Author: Anonymous
Century: XVI°
Church: Church of San Sebastiano
DATE: XVI century
POSITION: walls of the sacristy
METHOD: oil painting
The friendship with abbot Bernardo Torlioni, Prior of the Gerolimini Convent in Verona, for who Paolo Veronese painted the Deposition currently at the Museum of Castelvecchio, motivated the artist to move to Venice.
The ambitious project for the decoration in the church started in 1555 with the realisation of the paintings on the sacristy ceiling.
The iconography relating the percorso mariano with the ancient Saint Sebastian is taken from the antique double-name of the church, the Virgin and of the martyr. In the brief time of one year, Veronese consigned the first paintings, dated in MDLV. DIE XXII NOVEMBER, as shown on one of the corner rounds with cherubs.
A close dialogue between the two Testaments can be understood in the paintings on the walls done by Bonifacio de’Pitati’s workshop (1487-1553):
The revived relations between Earth and Sky, announced in Jacob’s Dream takes place in the Nativity of Jesus. The liberation from slavery and the path towards the Promised Land, celebrated in the Parting of the Red Sea, prefigured the work begun by Jesus, the new Moses, in the Baptism on the Jordanian shores. The evidence in the Sacrifice of Isaac is relived in the Oration of the Garden, the Crucifixion of Jesus corresponds the Chastising of the Serpents, flanked by the Resurrection. On the sides of the Crucifixion, the saints St Sebastian and St Paul the hermit are depicted.
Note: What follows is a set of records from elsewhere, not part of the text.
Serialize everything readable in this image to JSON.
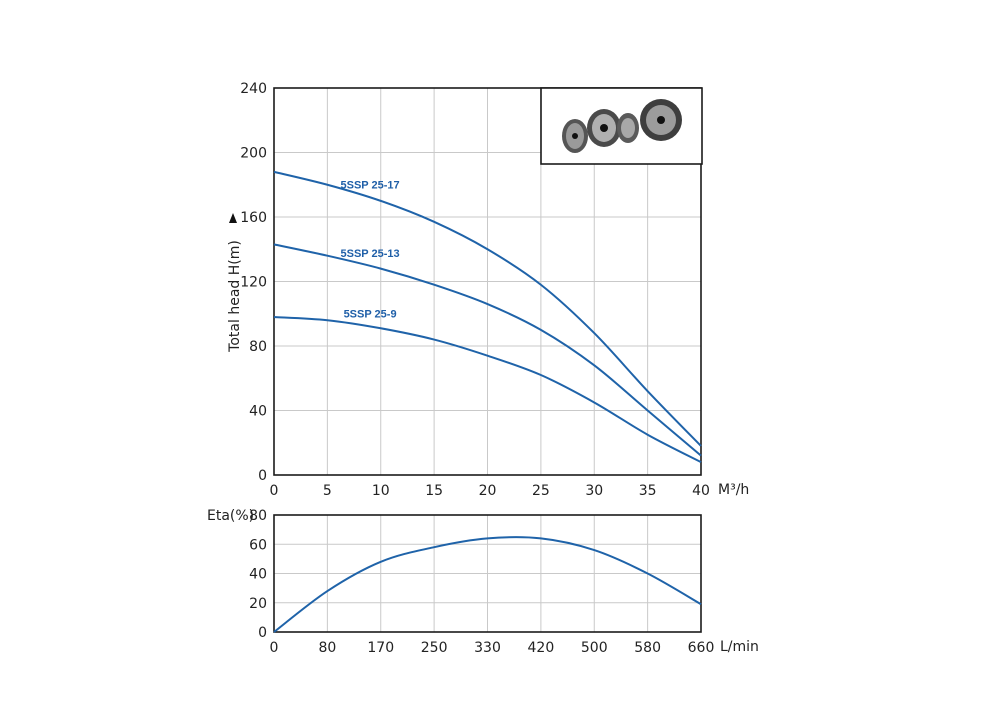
{
  "chart_data": [
    {
      "type": "line",
      "name": "head-curve",
      "xlabel": "M³/h",
      "ylabel": "Total head H(m)",
      "xlim": [
        0,
        40
      ],
      "ylim": [
        0,
        240
      ],
      "x_ticks": [
        "0",
        "5",
        "10",
        "15",
        "20",
        "25",
        "30",
        "35",
        "40"
      ],
      "y_ticks": [
        "0",
        "40",
        "80",
        "120",
        "160",
        "200",
        "240"
      ],
      "grid": true,
      "series": [
        {
          "name": "5SSP 25-17",
          "x": [
            0,
            5,
            10,
            15,
            20,
            25,
            30,
            35,
            40
          ],
          "y": [
            188,
            180,
            170,
            157,
            140,
            118,
            88,
            52,
            18
          ]
        },
        {
          "name": "5SSP 25-13",
          "x": [
            0,
            5,
            10,
            15,
            20,
            25,
            30,
            35,
            40
          ],
          "y": [
            143,
            136,
            128,
            118,
            106,
            90,
            68,
            40,
            12
          ]
        },
        {
          "name": "5SSP 25-9",
          "x": [
            0,
            5,
            10,
            15,
            20,
            25,
            30,
            35,
            40
          ],
          "y": [
            98,
            96,
            91,
            84,
            74,
            62,
            45,
            25,
            8
          ]
        }
      ]
    },
    {
      "type": "line",
      "name": "efficiency-curve",
      "xlabel": "L/min",
      "ylabel": "Eta(%)",
      "xlim": [
        0,
        660
      ],
      "ylim": [
        0,
        80
      ],
      "x_ticks": [
        "0",
        "80",
        "170",
        "250",
        "330",
        "420",
        "500",
        "580",
        "660"
      ],
      "y_ticks": [
        "0",
        "20",
        "40",
        "60",
        "80"
      ],
      "grid": true,
      "series": [
        {
          "name": "Eta",
          "x": [
            0,
            80,
            170,
            250,
            330,
            420,
            500,
            580,
            660
          ],
          "y": [
            0,
            28,
            48,
            58,
            64,
            64,
            56,
            40,
            19
          ]
        }
      ]
    }
  ],
  "icons": {
    "photo": "impeller-photo"
  }
}
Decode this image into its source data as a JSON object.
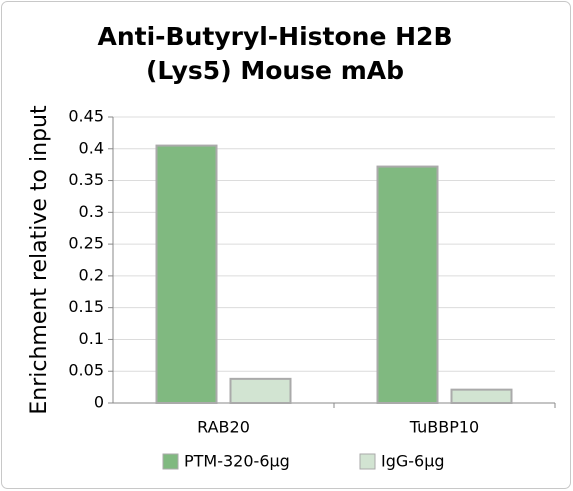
{
  "chart_data": {
    "type": "bar",
    "title": [
      "Anti-Butyryl-Histone H2B",
      "(Lys5) Mouse mAb"
    ],
    "y_label": "Enrichment relative to input",
    "categories": [
      "RAB20",
      "TuBBP10"
    ],
    "series": [
      {
        "name": "PTM-320-6μg",
        "color": "#80b980",
        "values": [
          0.405,
          0.372
        ]
      },
      {
        "name": "IgG-6μg",
        "color": "#d2e4d2",
        "values": [
          0.038,
          0.021
        ]
      }
    ],
    "ylim": [
      0,
      0.45
    ],
    "yticks": [
      0,
      0.05,
      0.1,
      0.15,
      0.2,
      0.25,
      0.3,
      0.35,
      0.4,
      0.45
    ],
    "grid": true,
    "legend": "bottom"
  }
}
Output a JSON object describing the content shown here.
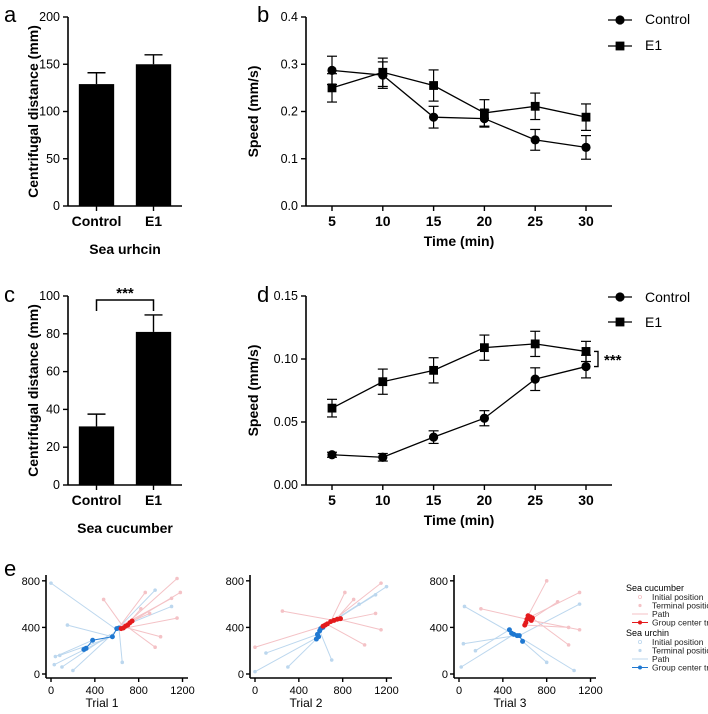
{
  "chart_data": [
    {
      "panel": "a",
      "type": "bar",
      "categories": [
        "Control",
        "E1"
      ],
      "values": [
        129,
        150
      ],
      "errors": [
        12,
        10
      ],
      "xlabel": "Sea urhcin",
      "ylabel": "Centrifugal distance (mm)",
      "ylim": [
        0,
        200
      ],
      "yticks": [
        "0",
        "50",
        "100",
        "150",
        "200"
      ],
      "color": "#000000"
    },
    {
      "panel": "b",
      "type": "line",
      "x": [
        5,
        10,
        15,
        20,
        25,
        30
      ],
      "xticks": [
        "5",
        "10",
        "15",
        "20",
        "25",
        "30"
      ],
      "series": [
        {
          "name": "Control",
          "marker": "circle",
          "values": [
            0.287,
            0.277,
            0.188,
            0.185,
            0.14,
            0.124
          ],
          "errors": [
            0.03,
            0.028,
            0.023,
            0.018,
            0.022,
            0.025
          ]
        },
        {
          "name": "E1",
          "marker": "square",
          "values": [
            0.25,
            0.283,
            0.255,
            0.197,
            0.211,
            0.188
          ],
          "errors": [
            0.03,
            0.03,
            0.033,
            0.028,
            0.028,
            0.028
          ]
        }
      ],
      "xlabel": "Time (min)",
      "ylabel": "Speed (mm/s)",
      "ylim": [
        0,
        0.4
      ],
      "yticks": [
        "0.0",
        "0.1",
        "0.2",
        "0.3",
        "0.4"
      ],
      "legend": "top-right"
    },
    {
      "panel": "c",
      "type": "bar",
      "categories": [
        "Control",
        "E1"
      ],
      "values": [
        31,
        81
      ],
      "errors": [
        6.5,
        9
      ],
      "xlabel": "Sea cucumber",
      "ylabel": "Centrifugal distance (mm)",
      "ylim": [
        0,
        100
      ],
      "yticks": [
        "0",
        "20",
        "40",
        "60",
        "80",
        "100"
      ],
      "significance": "***",
      "color": "#000000"
    },
    {
      "panel": "d",
      "type": "line",
      "x": [
        5,
        10,
        15,
        20,
        25,
        30
      ],
      "xticks": [
        "5",
        "10",
        "15",
        "20",
        "25",
        "30"
      ],
      "series": [
        {
          "name": "Control",
          "marker": "circle",
          "values": [
            0.024,
            0.022,
            0.038,
            0.053,
            0.084,
            0.094
          ],
          "errors": [
            0.002,
            0.003,
            0.005,
            0.006,
            0.009,
            0.009
          ]
        },
        {
          "name": "E1",
          "marker": "square",
          "values": [
            0.061,
            0.082,
            0.091,
            0.109,
            0.112,
            0.106
          ],
          "errors": [
            0.007,
            0.01,
            0.01,
            0.01,
            0.01,
            0.008
          ]
        }
      ],
      "xlabel": "Time (min)",
      "ylabel": "Speed (mm/s)",
      "ylim": [
        0,
        0.15
      ],
      "yticks": [
        "0.00",
        "0.05",
        "0.10",
        "0.15"
      ],
      "significance": "***",
      "legend": "top-right"
    },
    {
      "panel": "e",
      "type": "scatter",
      "xlim": [
        0,
        1250
      ],
      "ylim": [
        0,
        850
      ],
      "xticks": [
        "0",
        "400",
        "800",
        "1200"
      ],
      "yticks": [
        "0",
        "400",
        "800"
      ],
      "colors": {
        "sea_cucumber": "#e41a1c",
        "sea_urchin": "#1f78d1",
        "cucumber_faint": "#f4c2c6",
        "urchin_faint": "#bcd7ee"
      },
      "trials": [
        {
          "title": "Trial 1",
          "cucumber_trace": [
            [
              640,
              390
            ],
            [
              660,
              395
            ],
            [
              680,
              410
            ],
            [
              700,
              420
            ],
            [
              720,
              440
            ],
            [
              740,
              455
            ]
          ],
          "urchin_trace": [
            [
              300,
              210
            ],
            [
              320,
              220
            ],
            [
              380,
              290
            ],
            [
              560,
              320
            ],
            [
              600,
              390
            ],
            [
              620,
              395
            ]
          ],
          "cucumber_paths": [
            [
              [
                700,
                430
              ],
              [
                1180,
                700
              ]
            ],
            [
              [
                650,
                420
              ],
              [
                1100,
                650
              ]
            ],
            [
              [
                690,
                410
              ],
              [
                950,
                230
              ]
            ],
            [
              [
                600,
                380
              ],
              [
                1150,
                480
              ]
            ],
            [
              [
                640,
                430
              ],
              [
                480,
                640
              ]
            ],
            [
              [
                720,
                450
              ],
              [
                820,
                560
              ]
            ],
            [
              [
                680,
                400
              ],
              [
                1000,
                320
              ]
            ],
            [
              [
                700,
                440
              ],
              [
                1150,
                820
              ]
            ],
            [
              [
                660,
                420
              ],
              [
                900,
                520
              ]
            ],
            [
              [
                620,
                400
              ],
              [
                860,
                700
              ]
            ]
          ],
          "urchin_paths": [
            [
              [
                560,
                330
              ],
              [
                30,
                80
              ]
            ],
            [
              [
                600,
                380
              ],
              [
                0,
                780
              ]
            ],
            [
              [
                500,
                300
              ],
              [
                80,
                160
              ]
            ],
            [
              [
                580,
                360
              ],
              [
                200,
                30
              ]
            ],
            [
              [
                600,
                390
              ],
              [
                1100,
                580
              ]
            ],
            [
              [
                620,
                395
              ],
              [
                650,
                100
              ]
            ],
            [
              [
                380,
                290
              ],
              [
                40,
                150
              ]
            ],
            [
              [
                560,
                320
              ],
              [
                150,
                420
              ]
            ],
            [
              [
                590,
                370
              ],
              [
                950,
                720
              ]
            ],
            [
              [
                540,
                340
              ],
              [
                100,
                60
              ]
            ]
          ]
        },
        {
          "title": "Trial 2",
          "cucumber_trace": [
            [
              620,
              410
            ],
            [
              640,
              420
            ],
            [
              660,
              430
            ],
            [
              690,
              450
            ],
            [
              720,
              460
            ],
            [
              750,
              470
            ],
            [
              780,
              475
            ]
          ],
          "urchin_trace": [
            [
              560,
              300
            ],
            [
              580,
              320
            ],
            [
              570,
              340
            ],
            [
              590,
              370
            ],
            [
              600,
              390
            ],
            [
              620,
              400
            ]
          ],
          "cucumber_paths": [
            [
              [
                700,
                450
              ],
              [
                1150,
                780
              ]
            ],
            [
              [
                650,
                430
              ],
              [
                1000,
                250
              ]
            ],
            [
              [
                720,
                460
              ],
              [
                250,
                540
              ]
            ],
            [
              [
                680,
                440
              ],
              [
                1100,
                520
              ]
            ],
            [
              [
                740,
                470
              ],
              [
                900,
                640
              ]
            ],
            [
              [
                620,
                410
              ],
              [
                0,
                230
              ]
            ],
            [
              [
                760,
                470
              ],
              [
                1150,
                380
              ]
            ],
            [
              [
                690,
                450
              ],
              [
                820,
                700
              ]
            ]
          ],
          "urchin_paths": [
            [
              [
                580,
                320
              ],
              [
                0,
                20
              ]
            ],
            [
              [
                600,
                380
              ],
              [
                1200,
                750
              ]
            ],
            [
              [
                570,
                340
              ],
              [
                100,
                180
              ]
            ],
            [
              [
                620,
                400
              ],
              [
                950,
                600
              ]
            ],
            [
              [
                560,
                300
              ],
              [
                300,
                60
              ]
            ],
            [
              [
                590,
                370
              ],
              [
                700,
                120
              ]
            ],
            [
              [
                600,
                390
              ],
              [
                1100,
                680
              ]
            ]
          ]
        },
        {
          "title": "Trial 3",
          "cucumber_trace": [
            [
              600,
              420
            ],
            [
              610,
              440
            ],
            [
              620,
              470
            ],
            [
              630,
              500
            ],
            [
              650,
              490
            ],
            [
              670,
              480
            ],
            [
              660,
              460
            ]
          ],
          "urchin_trace": [
            [
              460,
              380
            ],
            [
              480,
              350
            ],
            [
              500,
              340
            ],
            [
              530,
              330
            ],
            [
              550,
              330
            ],
            [
              580,
              280
            ]
          ],
          "cucumber_paths": [
            [
              [
                620,
                470
              ],
              [
                200,
                560
              ]
            ],
            [
              [
                650,
                490
              ],
              [
                1100,
                700
              ]
            ],
            [
              [
                600,
                420
              ],
              [
                1000,
                400
              ]
            ],
            [
              [
                630,
                500
              ],
              [
                800,
                800
              ]
            ],
            [
              [
                660,
                460
              ],
              [
                1100,
                380
              ]
            ],
            [
              [
                610,
                440
              ],
              [
                900,
                620
              ]
            ],
            [
              [
                670,
                480
              ],
              [
                1000,
                250
              ]
            ]
          ],
          "urchin_paths": [
            [
              [
                480,
                350
              ],
              [
                50,
                580
              ]
            ],
            [
              [
                500,
                340
              ],
              [
                20,
                60
              ]
            ],
            [
              [
                530,
                330
              ],
              [
                1050,
                30
              ]
            ],
            [
              [
                550,
                330
              ],
              [
                1100,
                600
              ]
            ],
            [
              [
                580,
                280
              ],
              [
                800,
                100
              ]
            ],
            [
              [
                460,
                380
              ],
              [
                150,
                200
              ]
            ],
            [
              [
                520,
                330
              ],
              [
                40,
                260
              ]
            ]
          ]
        }
      ]
    }
  ],
  "labels": {
    "panel_a": "a",
    "panel_b": "b",
    "panel_c": "c",
    "panel_d": "d",
    "panel_e": "e",
    "legend_control": "Control",
    "legend_e1": "E1",
    "e_legend": {
      "cucumber_title": "Sea cucumber",
      "urchin_title": "Sea urchin",
      "initial": "Initial position",
      "terminal": "Terminal position",
      "path": "Path",
      "trace": "Group center trace"
    }
  }
}
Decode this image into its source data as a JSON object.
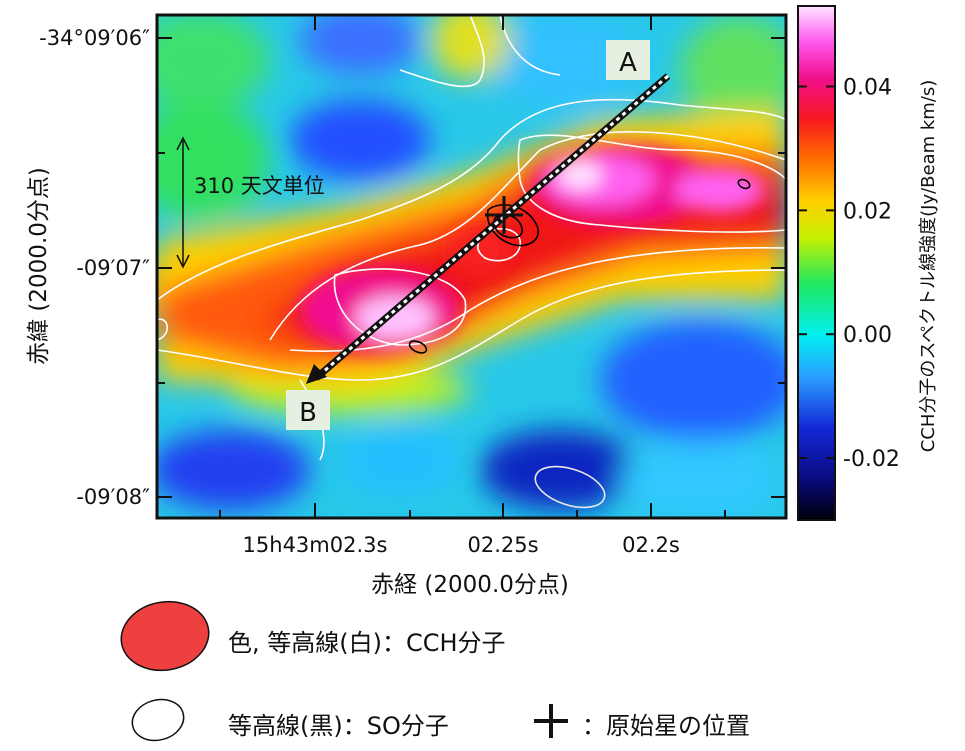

This series of paintings, apparently entirely without documentation, is arranged in a completely absurd and complicated order and among them are various other paintings noticeably irrelevant to the rest. Critics have attributed, without much testing, these works to a group of painters, not exactly homogeneous if put among those of Bonifacio de’ Pitati’s workshop (all to be rebuilt), and to Antonio Palma which checks off noneother than the name of Marten de Vos.